The former security adviser to the Obama administration has called for a high-powered taskforce to be set up to prevent the prospect of “violent extremism” unfolding in post-Brexit Northern Ireland.
Michael Ortiz, a renowned expert in counter-terrorism, said further law-enforcement measures are required as political leaders “grapple with the concept of a united Ireland.”
Mr Ortiz, who served in the White House for eight years, said the Republic and Northern Ireland have “long struggled with terrorism” and that “tremendous progress in security” has been evident in recent years.
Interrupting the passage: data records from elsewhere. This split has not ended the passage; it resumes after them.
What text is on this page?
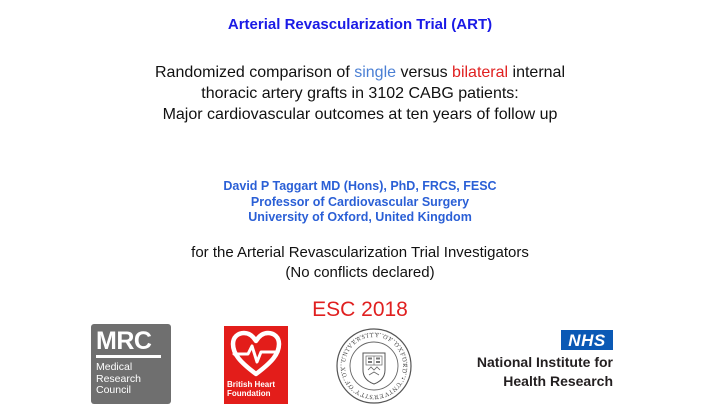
Arterial Revascularization Trial (ART)
Randomized comparison of single versus bilateral internal
thoracic artery grafts in 3102 CABG patients:
Major cardiovascular outcomes at ten years of follow up
David P Taggart MD (Hons), PhD, FRCS, FESC
Professor of Cardiovascular Surgery
University of Oxford, United Kingdom
for the Arterial Revascularization Trial Investigators
(No conflicts declared)
ESC 2018
MRC
Medical
Research
Council	British Heart
Foundation
UNIVERSITY OF OXFORD • UNIVERSITY OF OX
NHS
National Institute for
Health Research
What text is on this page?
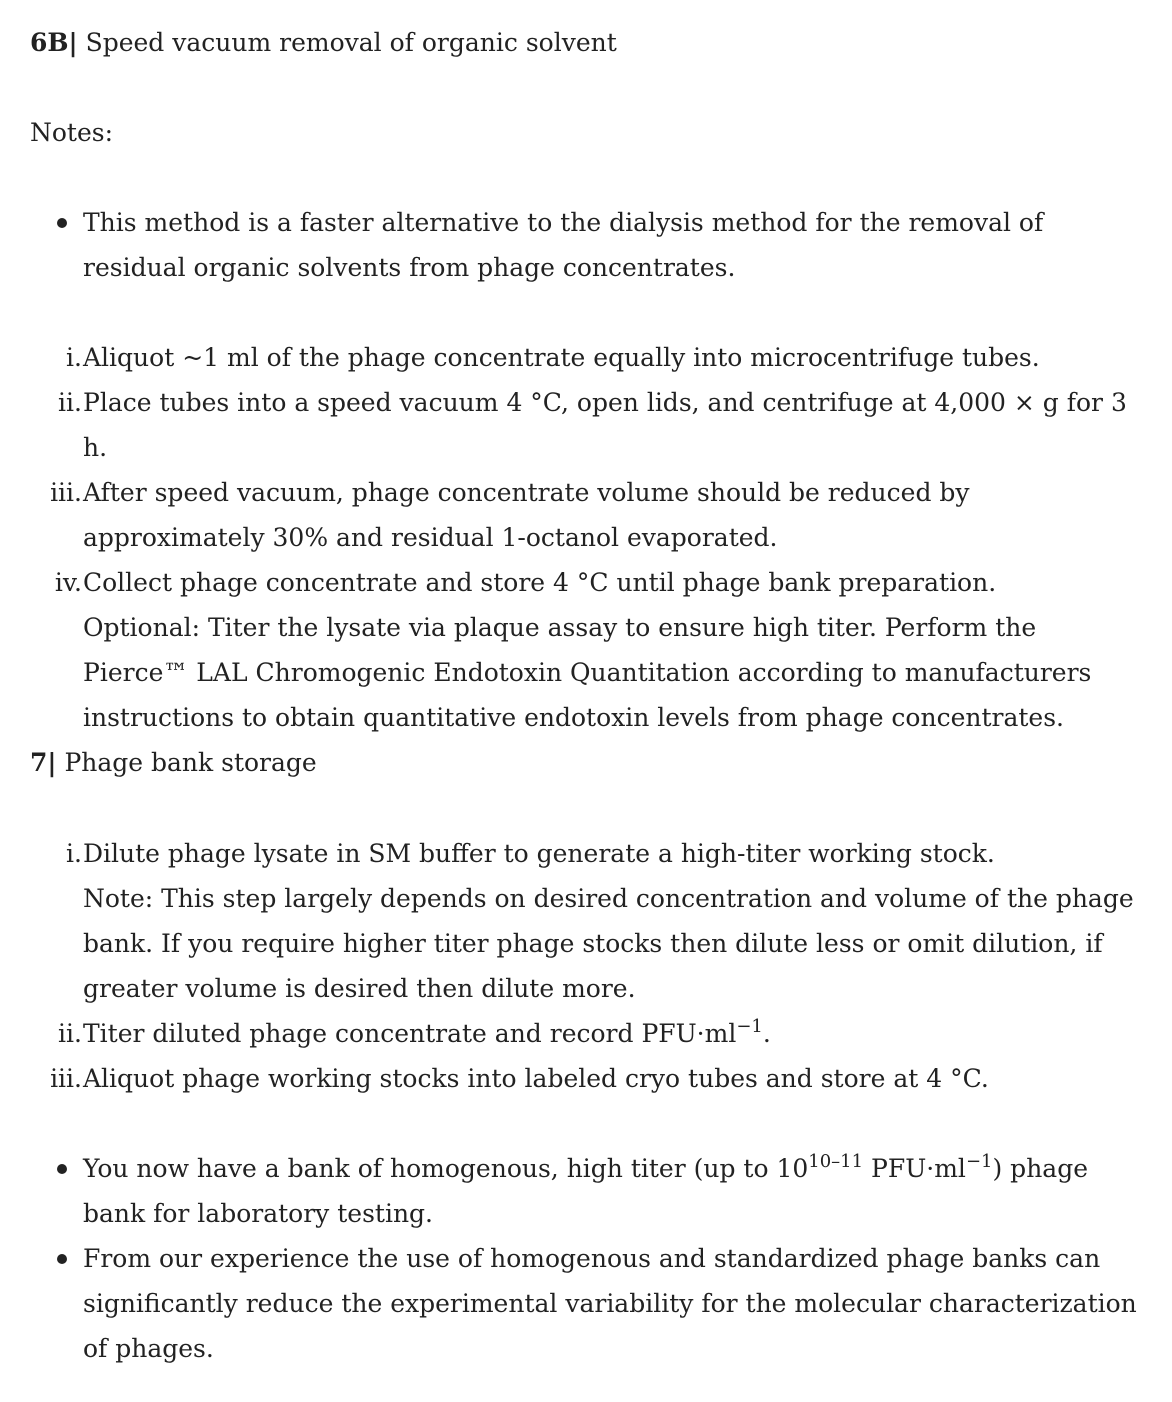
6B| Speed vacuum removal of organic solvent

Notes:

This method is a faster alternative to the dialysis method for the removal of residual organic solvents from phage concentrates.
i. Aliquot ~1 ml of the phage concentrate equally into microcentrifuge tubes.
ii. Place tubes into a speed vacuum 4 °C, open lids, and centrifuge at 4,000 × g for 3 h.
iii. After speed vacuum, phage concentrate volume should be reduced by approximately 30% and residual 1-octanol evaporated.
iv. Collect phage concentrate and store 4 °C until phage bank preparation.
Optional: Titer the lysate via plaque assay to ensure high titer. Perform the Pierce™ LAL Chromogenic Endotoxin Quantitation according to manufacturers instructions to obtain quantitative endotoxin levels from phage concentrates.
7| Phage bank storage
i. Dilute phage lysate in SM buffer to generate a high-titer working stock.
Note: This step largely depends on desired concentration and volume of the phage bank. If you require higher titer phage stocks then dilute less or omit dilution, if greater volume is desired then dilute more.
ii. Titer diluted phage concentrate and record $PFU\cdot ml^{-1}$.
iii. Aliquot phage working stocks into labeled cryo tubes and store at 4 °C.
You now have a bank of homogenous, high titer (up to 10$^{10-11}$ $PFU\cdot ml^{-1}$) phage bank for laboratory testing.
From our experience the use of homogenous and standardized phage banks can significantly reduce the experimental variability for the molecular characterization of phages.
But in a submission to the Republic’s Joint Oireachtas Committee on the Implementation of the Good Friday Agreement, Mr Ortiz said further security measures are needed.
“As leaders across the island grapple with the concept of a united Ireland, it is important to consider the ways in which future violence could be prevented, including by strengthening counter terrorism and law enforcement efforts, supporting civil society organisations, and religious and educational institutions, and providing citizens with the tools they need to intervene during the radicalisation process,” he wrote.
Mr Ortiz said a new taskforce should develop a national strategy on the area of countering violent extremism.
“It is absolutely critical that a wide range of voices, including government officials, law enforcement, civil society and educators, among others, be involved in the creation of this strategy.”
He said such a move will “go a long way in working to prevent terrorism before it starts.”
Mr Ortiz is one of several high profile experts who contributed to the report, which was authored by Mark Daly, the Fianna Fail senator for Kerry. It is the first report of any Oireachtas committee on how the State would go about achieving a United Ireland. The paper makes several recommendations which are all in the context of a referendum being held on a 32-county republic. The committee says the Irish government must negotiate for Northern Ireland to be “designated with a special status within the EU and for the whole island of Ireland to remain within the EU together.”
It says that the Irish government must approach EU Commission President Jean-Claude Juncker to “declare that Irish reunification would be supported by the EU” in the event of a referendum being passed.